Aemilius Valens stood up. He looked up at the vast audience. He looked down into the arena, where the last of the Romans still stood with their backs against the wall. The bloodied sands were dotted everywhere with the bodies of the wounded, the dying and the dead. It had been a great show thus far.

Rufus Arrius Niger stood up. “Procurator! The barbarian has been fighting in the arena all this time. The tribune is fresh. Can this be a fair match?”

Calgaich looked up at the hawklike face of his grandfather. “Don't intercede for me, Roman!”

Niger nodded. It would have been what he would have said were he in his grandson's position. “So be it, Grandson!” he cried.

“Procurator!” Ulpius called out.

Valens nodded, raised his white handkerchief and let it drop.

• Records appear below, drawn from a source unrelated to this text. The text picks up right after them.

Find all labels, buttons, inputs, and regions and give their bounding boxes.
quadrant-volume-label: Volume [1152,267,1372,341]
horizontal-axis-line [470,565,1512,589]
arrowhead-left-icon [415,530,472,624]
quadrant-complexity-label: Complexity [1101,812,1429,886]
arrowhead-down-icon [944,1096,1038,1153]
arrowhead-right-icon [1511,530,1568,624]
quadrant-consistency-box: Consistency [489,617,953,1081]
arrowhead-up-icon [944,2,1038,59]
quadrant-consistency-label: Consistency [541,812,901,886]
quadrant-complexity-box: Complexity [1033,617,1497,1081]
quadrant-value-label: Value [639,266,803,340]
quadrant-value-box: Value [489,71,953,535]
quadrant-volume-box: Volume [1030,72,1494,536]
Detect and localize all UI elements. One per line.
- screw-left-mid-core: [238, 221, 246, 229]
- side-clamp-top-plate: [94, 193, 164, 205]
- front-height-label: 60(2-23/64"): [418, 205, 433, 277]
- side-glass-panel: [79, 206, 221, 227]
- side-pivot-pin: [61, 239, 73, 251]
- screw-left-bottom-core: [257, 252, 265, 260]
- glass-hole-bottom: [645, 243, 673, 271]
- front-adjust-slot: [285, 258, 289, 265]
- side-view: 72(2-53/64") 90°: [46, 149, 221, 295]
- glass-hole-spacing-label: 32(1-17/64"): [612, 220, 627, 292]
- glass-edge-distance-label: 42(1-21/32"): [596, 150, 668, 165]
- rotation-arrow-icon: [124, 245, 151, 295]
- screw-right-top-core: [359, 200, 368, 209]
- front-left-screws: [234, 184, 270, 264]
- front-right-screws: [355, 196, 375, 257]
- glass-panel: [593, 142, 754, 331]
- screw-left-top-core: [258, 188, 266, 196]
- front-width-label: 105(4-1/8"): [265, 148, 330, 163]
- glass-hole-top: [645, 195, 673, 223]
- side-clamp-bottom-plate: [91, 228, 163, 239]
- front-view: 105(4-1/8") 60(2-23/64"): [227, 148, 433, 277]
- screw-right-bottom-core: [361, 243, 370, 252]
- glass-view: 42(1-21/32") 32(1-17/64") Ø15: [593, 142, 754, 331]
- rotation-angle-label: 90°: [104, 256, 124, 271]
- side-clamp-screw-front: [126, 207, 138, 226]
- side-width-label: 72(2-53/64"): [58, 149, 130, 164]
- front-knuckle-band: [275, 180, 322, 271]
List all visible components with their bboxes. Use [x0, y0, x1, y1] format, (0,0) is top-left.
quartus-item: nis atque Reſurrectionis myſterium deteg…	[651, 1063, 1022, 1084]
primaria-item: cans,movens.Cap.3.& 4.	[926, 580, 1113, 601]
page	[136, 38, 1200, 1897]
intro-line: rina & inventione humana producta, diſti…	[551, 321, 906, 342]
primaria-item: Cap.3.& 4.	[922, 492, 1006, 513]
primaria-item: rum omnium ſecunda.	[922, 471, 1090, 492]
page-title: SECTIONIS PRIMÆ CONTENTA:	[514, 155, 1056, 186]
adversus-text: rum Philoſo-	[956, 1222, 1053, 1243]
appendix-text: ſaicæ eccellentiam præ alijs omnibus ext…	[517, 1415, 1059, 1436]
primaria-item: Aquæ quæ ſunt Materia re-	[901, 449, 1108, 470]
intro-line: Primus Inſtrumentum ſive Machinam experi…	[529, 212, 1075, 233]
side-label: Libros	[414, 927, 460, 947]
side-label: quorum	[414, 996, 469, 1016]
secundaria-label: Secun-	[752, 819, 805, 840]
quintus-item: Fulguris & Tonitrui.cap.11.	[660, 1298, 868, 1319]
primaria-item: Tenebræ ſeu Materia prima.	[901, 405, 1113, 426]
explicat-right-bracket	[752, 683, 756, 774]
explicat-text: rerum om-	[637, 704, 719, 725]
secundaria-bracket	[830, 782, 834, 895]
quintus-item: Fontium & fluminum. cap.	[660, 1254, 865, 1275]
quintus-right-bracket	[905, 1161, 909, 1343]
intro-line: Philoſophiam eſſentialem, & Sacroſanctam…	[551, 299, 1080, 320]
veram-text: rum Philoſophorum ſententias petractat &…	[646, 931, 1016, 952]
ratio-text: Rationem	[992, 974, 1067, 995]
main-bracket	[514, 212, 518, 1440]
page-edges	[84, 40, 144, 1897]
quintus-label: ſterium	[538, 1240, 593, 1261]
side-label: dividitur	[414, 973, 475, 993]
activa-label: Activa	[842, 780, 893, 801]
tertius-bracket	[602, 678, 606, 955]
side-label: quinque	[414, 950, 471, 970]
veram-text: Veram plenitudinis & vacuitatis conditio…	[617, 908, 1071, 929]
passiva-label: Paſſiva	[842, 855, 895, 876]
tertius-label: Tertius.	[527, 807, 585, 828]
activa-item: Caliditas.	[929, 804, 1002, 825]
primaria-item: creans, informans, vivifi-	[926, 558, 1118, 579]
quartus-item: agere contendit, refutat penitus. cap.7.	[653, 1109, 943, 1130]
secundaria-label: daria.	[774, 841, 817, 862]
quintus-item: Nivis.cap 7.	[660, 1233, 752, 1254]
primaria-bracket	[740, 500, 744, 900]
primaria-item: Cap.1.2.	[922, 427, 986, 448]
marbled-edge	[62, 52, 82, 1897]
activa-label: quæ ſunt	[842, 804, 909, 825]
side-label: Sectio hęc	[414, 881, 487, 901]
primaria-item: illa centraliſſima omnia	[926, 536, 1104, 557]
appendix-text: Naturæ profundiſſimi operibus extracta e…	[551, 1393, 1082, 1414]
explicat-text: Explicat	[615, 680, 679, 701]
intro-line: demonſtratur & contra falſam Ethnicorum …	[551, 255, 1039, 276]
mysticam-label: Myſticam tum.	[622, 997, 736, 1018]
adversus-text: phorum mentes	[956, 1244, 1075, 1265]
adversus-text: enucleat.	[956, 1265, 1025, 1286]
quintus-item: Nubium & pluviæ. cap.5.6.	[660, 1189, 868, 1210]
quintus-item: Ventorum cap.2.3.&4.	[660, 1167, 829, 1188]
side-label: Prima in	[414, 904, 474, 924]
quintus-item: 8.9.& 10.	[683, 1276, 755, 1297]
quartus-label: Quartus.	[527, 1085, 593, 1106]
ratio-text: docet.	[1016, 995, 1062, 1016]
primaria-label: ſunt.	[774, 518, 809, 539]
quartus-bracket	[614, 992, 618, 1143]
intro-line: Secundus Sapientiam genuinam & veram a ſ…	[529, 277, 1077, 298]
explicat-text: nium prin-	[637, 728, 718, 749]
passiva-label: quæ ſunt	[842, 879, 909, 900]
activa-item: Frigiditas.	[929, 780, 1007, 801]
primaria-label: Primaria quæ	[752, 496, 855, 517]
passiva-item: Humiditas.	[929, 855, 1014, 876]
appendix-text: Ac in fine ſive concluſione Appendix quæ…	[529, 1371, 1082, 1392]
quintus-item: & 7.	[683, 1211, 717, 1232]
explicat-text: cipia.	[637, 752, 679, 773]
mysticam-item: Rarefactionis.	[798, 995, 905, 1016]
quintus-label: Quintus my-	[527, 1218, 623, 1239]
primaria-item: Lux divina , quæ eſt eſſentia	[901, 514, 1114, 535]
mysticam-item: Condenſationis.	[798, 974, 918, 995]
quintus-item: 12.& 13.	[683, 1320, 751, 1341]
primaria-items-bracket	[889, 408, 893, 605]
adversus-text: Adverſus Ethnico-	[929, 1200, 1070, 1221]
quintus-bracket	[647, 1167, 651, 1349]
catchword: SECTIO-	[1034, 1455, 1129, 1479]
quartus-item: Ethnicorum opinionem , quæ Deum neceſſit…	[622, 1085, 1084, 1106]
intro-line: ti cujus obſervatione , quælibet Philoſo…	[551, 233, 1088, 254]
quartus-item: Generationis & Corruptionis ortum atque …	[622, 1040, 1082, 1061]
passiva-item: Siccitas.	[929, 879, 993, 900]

Calgaich smiled crookedly. “I once said, Roman, that somewhere you and I would see between us who has the longest legs to run.”

“Always the braggart!”

“I will make good on my bragging.”

The tribune moved forward, chin tucked in behind the rim of his shield, sword held low at his right side.

Calgaich moved sideways, lightly beating his sword blade on the rim of his battered shield. He was tired. Further, a sword tip had penetrated into the muscles of his left shoulder, so that he was tiring more and more from holding up his shield. He could feel the mingled blood and sweat running down his back, soaking his tunic and the backs of his trouser legs.

“Stand still!” the tribune snapped.

Calgaich spat to one side. “Come and make me!”

Ulpius launched his attack. He raised his shield high to parry the expected blow of Calgaich's sword and then thrust hard with his
gladius.
Calgaich's sword tip swept under the Roman's shield instead of descending upon it. The tip slit Ulpius's tunic just over the crotch, a finger's breadth from emasculating him. He leaped back in panic. Calgaich's sword blade rang dully on the tribune's helmet. Ulpius blinked his eyes from the shock. He retreated quickly.

“Stand still, Roman!” Calgaich jeered.

The tribune recovered and closed in, shield low and outthrust, while his sword drove in quickly toward Calgaich’s face. Calgaich involuntarily drew back his head. Ulpius's shield clashed hard against Calgaich's to drive it upward. The Roman's sword traced an angry red line across Calgaich's right thigh.